3.6. Fetal Hepatic Metabolites Predict Fetal Brain Weight but Not Fetal Body and Liver Weight

We then investigated whether fetal hepatic metabolites (N = 724 metabolites) similarly predicted fetal phenotypic outcomes, and whether they could separate the treatment groups based on the fetal body, liver, and brain weight phenotypes.
The separation of fetal liver metabolites based on fetal body weights could not be achieved using the PCA (Component 1 = 20%; Component 2 = 16%), PLSDA (Component 1 = 18%; Component 2 = 13%) (R2 = 0.479; Q2 = −320) and oPLSDA (t1 = 15%) (R2 = 0.311; Q2 = −15) analyses (Figure S6a).

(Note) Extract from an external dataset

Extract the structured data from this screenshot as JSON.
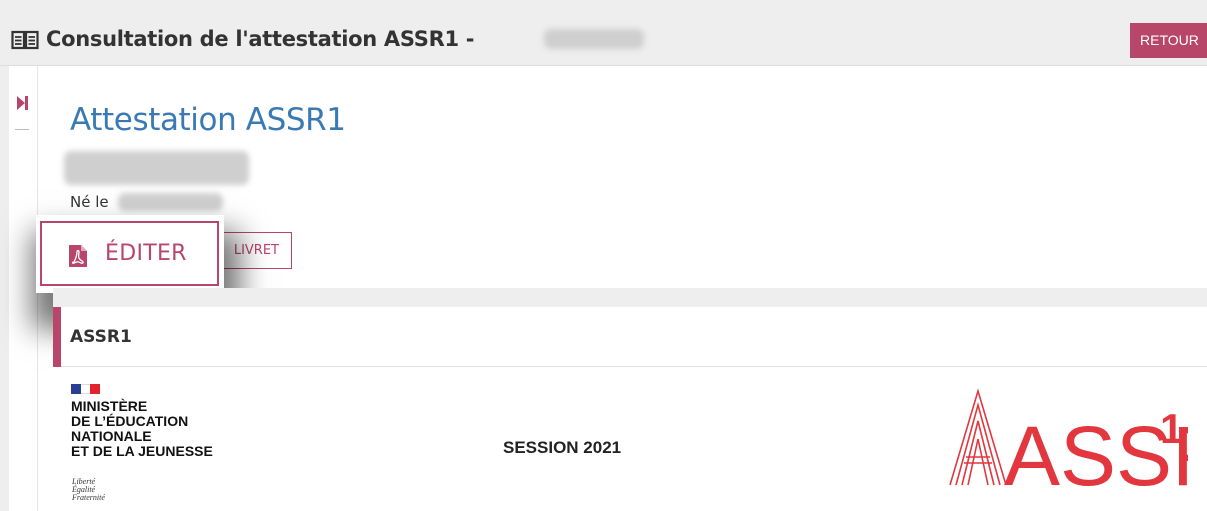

The oPLSDA analysis identified the top 30 metabolites in Component 1 predictive of fetal body weights but none were affected by alcohol exposure (Figure S6b). Similarly, fetal liver metabolites did not separate based on fetal liver weights in the PCA and PLSDA (R2 = 0.521; Q2 = −337), though some separation could be achieved by oPLSDA (R2 = 0.269; Q2 = −14.6), as 19 of the top 30 were alcohol-responsive (Figure 7a). The majority of these top 30 metabolites (Figure 7b) were amino-acid-related (17 of 30) and included N-acetylated amino acids and essential amino acid catabolites, the rest were lipid- and carbohydrate-related. Only arabitol and alpha-hydroxyisovalerate were commonly held between the maternal and fetal metabolite sets that predicted fetal liver weight. For the top three amino-acid-related compounds, all three were negatively correlated with fetal liver weight (R = −0.53 to 0.82; Figure 7b,c) in the Pearson’s correlation analysis.

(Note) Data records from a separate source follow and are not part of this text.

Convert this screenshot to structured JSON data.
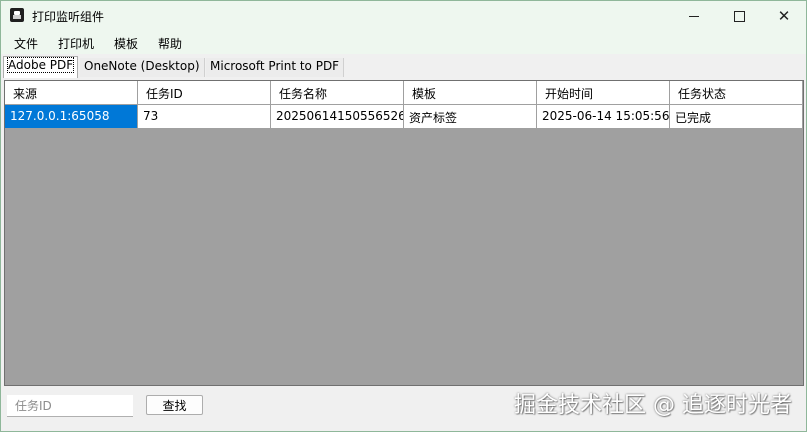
{
  "window": {
    "title": "打印监听组件",
    "minimize_glyph": "",
    "close_glyph": "✕"
  },
  "menu": [
    "文件",
    "打印机",
    "模板",
    "帮助"
  ],
  "tabs": [
    {
      "label": "Adobe PDF",
      "active": true
    },
    {
      "label": "OneNote (Desktop)",
      "active": false
    },
    {
      "label": "Microsoft Print to PDF",
      "active": false
    }
  ],
  "table": {
    "columns": [
      "来源",
      "任务ID",
      "任务名称",
      "模板",
      "开始时间",
      "任务状态"
    ],
    "rows": [
      [
        "127.0.0.1:65058",
        "73",
        "20250614150556526",
        "资产标签",
        "2025-06-14 15:05:56",
        "已完成"
      ]
    ]
  },
  "search": {
    "placeholder": "任务ID",
    "value": "",
    "button_label": "查找"
  },
  "watermark": "掘金技术社区 @ 追逐时光者",
  "colors": {
    "titlebar_bg": "#eef7ef",
    "selection": "#0078d7",
    "grid_background": "#a0a0a0"
  }
}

Based on fetal brain weights, the separation of fetal hepatic metabolites was achieved in Component 1 of the PLSDA (R2 = 0.496; Q2 = −407) and oPLSDA (R2 = 0.229; Q2 = −14) models, but not in the PCA (Figure 8a). Eighteen of the top 30 metabolites identified by oPLSDA were alcohol-responsive and 13 were shared with the fetal liver weight dataset. Twenty were amino-acid-related metabolites and eight of those were not affected by alcohol exposure (Figure 8b). For the top four metabolites, in the Pearson’s correlation analysis imidazole propionate was positively correlated with fetal brain weight (R = 0.61, p = 0.01), whereas urea (R = −0.46, p = 0.005), S-adenosylmethionine (R = −0.48, p = 0.044), and its catabolite 5-methyladenosine (R = −0.47, p = 0.047) were negatively correlated (Figure 8c).

4. Discussion

The most important finding from this study is that gestational alcohol exposure significantly alters the hepatic profile of maternal metabolites related to macronutrient metabolism, with a notable decline in glucose and elevation of amino-acid catabolites. Moreover, these changes were strongly associated with reduced fetal somatic and organ growth, suggesting these alterations significantly disrupted nutrient availability for fetal development. To our knowledge, this is the first study to investigate hepatic activity through the metabolite profiles of the maternal–fetal dyad in a model of FASD. As liver is the major regulator of nutrient availability for both mother and fetus [16], this study provides mechanistic insights into the maladaptations caused by alcohol consumption in pregnancy and their potential consequences to maternal and fetal metabolism and fetal development.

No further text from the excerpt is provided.